February 27, 2013 — A year after designating large swaths of federal water south of Martha’s Vineyard as ideal for offshore wind development, the government is preparing to hold competitive lease sales for plots inside one of those wind energy areas this summer, outgoing Secretary of the Interior Ken Salazar said Tuesday.
Lease sales inside the expanse covering roughly 257 square miles — and others inside another plot off the coast of Virginia — will be the first of their kind, Salazar told a crowd of about 300 at the opening of the Offshore Wind Power USA conference in Boston. The area off Martha’s Vineyard is about 10 times the size of the controversial Cape Wind site off Cape Cod.

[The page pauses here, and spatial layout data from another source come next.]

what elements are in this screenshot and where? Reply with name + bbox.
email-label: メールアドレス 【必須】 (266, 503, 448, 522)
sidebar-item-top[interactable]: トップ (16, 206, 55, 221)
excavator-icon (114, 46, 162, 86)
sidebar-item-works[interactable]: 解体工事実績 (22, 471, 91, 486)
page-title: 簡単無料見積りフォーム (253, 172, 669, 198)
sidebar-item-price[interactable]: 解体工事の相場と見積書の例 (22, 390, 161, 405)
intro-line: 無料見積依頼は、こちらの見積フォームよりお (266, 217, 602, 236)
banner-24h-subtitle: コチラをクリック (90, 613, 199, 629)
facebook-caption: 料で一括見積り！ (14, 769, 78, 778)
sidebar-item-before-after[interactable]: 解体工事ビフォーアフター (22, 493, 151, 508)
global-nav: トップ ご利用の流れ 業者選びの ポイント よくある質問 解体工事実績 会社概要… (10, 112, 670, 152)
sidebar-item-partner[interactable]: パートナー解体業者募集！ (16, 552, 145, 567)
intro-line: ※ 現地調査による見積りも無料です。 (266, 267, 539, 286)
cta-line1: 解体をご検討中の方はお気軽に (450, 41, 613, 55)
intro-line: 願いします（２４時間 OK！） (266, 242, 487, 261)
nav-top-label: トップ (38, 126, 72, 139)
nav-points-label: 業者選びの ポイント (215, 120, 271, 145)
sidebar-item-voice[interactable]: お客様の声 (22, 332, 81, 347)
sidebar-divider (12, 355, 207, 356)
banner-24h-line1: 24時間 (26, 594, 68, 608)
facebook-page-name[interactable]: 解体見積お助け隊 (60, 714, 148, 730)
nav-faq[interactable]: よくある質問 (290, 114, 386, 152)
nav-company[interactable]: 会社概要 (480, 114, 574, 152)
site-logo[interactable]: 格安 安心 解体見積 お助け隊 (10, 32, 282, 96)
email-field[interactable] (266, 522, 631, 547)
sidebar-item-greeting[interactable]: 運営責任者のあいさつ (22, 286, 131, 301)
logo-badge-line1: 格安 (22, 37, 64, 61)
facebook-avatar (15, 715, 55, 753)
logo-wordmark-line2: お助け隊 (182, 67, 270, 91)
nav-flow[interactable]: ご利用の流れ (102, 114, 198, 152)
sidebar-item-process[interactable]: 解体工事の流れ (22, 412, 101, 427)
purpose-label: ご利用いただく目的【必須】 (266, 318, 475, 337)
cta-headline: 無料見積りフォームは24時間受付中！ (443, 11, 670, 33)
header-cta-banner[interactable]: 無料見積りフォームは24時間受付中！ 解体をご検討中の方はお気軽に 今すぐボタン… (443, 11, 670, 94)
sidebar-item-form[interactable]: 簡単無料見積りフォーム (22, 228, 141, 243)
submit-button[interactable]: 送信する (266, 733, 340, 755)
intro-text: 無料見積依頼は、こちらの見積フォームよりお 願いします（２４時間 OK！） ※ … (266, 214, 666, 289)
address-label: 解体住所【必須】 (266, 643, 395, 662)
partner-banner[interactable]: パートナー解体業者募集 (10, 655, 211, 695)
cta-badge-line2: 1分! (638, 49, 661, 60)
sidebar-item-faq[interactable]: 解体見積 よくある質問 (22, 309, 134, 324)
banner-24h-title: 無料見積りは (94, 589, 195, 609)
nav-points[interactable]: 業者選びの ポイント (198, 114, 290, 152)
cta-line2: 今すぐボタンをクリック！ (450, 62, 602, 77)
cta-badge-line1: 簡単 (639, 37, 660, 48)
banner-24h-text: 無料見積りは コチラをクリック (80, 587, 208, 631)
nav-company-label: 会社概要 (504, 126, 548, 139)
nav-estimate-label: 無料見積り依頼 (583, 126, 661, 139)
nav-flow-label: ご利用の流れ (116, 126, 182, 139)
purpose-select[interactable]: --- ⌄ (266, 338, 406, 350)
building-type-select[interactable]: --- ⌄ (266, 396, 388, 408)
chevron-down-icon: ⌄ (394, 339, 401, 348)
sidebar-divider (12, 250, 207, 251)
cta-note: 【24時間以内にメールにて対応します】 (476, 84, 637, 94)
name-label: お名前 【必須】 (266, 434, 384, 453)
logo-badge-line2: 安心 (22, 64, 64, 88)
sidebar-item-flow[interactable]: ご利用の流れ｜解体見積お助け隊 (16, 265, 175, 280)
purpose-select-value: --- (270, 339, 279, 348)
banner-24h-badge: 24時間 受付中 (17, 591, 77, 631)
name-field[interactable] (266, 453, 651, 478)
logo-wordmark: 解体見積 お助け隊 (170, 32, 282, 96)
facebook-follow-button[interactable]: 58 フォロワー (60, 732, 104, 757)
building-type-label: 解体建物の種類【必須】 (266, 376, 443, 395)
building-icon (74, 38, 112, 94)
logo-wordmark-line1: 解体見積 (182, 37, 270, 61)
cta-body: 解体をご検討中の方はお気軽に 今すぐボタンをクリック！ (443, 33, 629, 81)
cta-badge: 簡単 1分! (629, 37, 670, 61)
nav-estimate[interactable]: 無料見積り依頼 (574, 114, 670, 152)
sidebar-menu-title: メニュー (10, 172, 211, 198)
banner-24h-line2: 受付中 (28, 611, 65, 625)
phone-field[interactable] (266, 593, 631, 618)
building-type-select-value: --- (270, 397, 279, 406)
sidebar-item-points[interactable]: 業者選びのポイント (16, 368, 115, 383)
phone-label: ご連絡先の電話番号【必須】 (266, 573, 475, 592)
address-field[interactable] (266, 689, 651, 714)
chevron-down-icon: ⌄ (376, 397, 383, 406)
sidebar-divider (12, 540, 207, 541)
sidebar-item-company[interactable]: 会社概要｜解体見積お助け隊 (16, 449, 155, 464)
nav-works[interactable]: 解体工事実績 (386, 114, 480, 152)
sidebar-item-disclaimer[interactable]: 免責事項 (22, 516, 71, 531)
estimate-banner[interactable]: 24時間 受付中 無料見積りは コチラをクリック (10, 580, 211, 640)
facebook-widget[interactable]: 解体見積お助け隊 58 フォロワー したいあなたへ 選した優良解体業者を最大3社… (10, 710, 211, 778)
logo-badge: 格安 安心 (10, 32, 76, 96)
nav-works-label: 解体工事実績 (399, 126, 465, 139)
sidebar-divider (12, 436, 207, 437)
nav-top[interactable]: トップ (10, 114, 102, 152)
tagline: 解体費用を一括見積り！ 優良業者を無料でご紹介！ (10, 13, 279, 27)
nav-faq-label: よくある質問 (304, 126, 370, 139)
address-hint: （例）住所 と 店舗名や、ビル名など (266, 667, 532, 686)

“We have already identified where the sweet spots are for wind energy projects in the Atlantic,” Salazar said. “That means that as developers move forward in their significant interest along the Atlantic Coast to propose projects, they’ll know where those projects should go.”
The Department of the Interior has identified half a dozen such areas along the Atlantic Coast, including another giant swath about 14 miles off of Martha’s Vineyard that covers 1,160 square miles of ocean. The other areas are located in federal waters off New Jersey, Maryland, and Delaware.
Though leases are not yet available for the larger wind energy area off Massachusetts, at least 10 developers have expressed interest in building in those waters. That area eventually could produce nearly 10 times the amount of energy expected from the Cape Wind turbines and power an estimated 1.7 million homes, according to government estimates.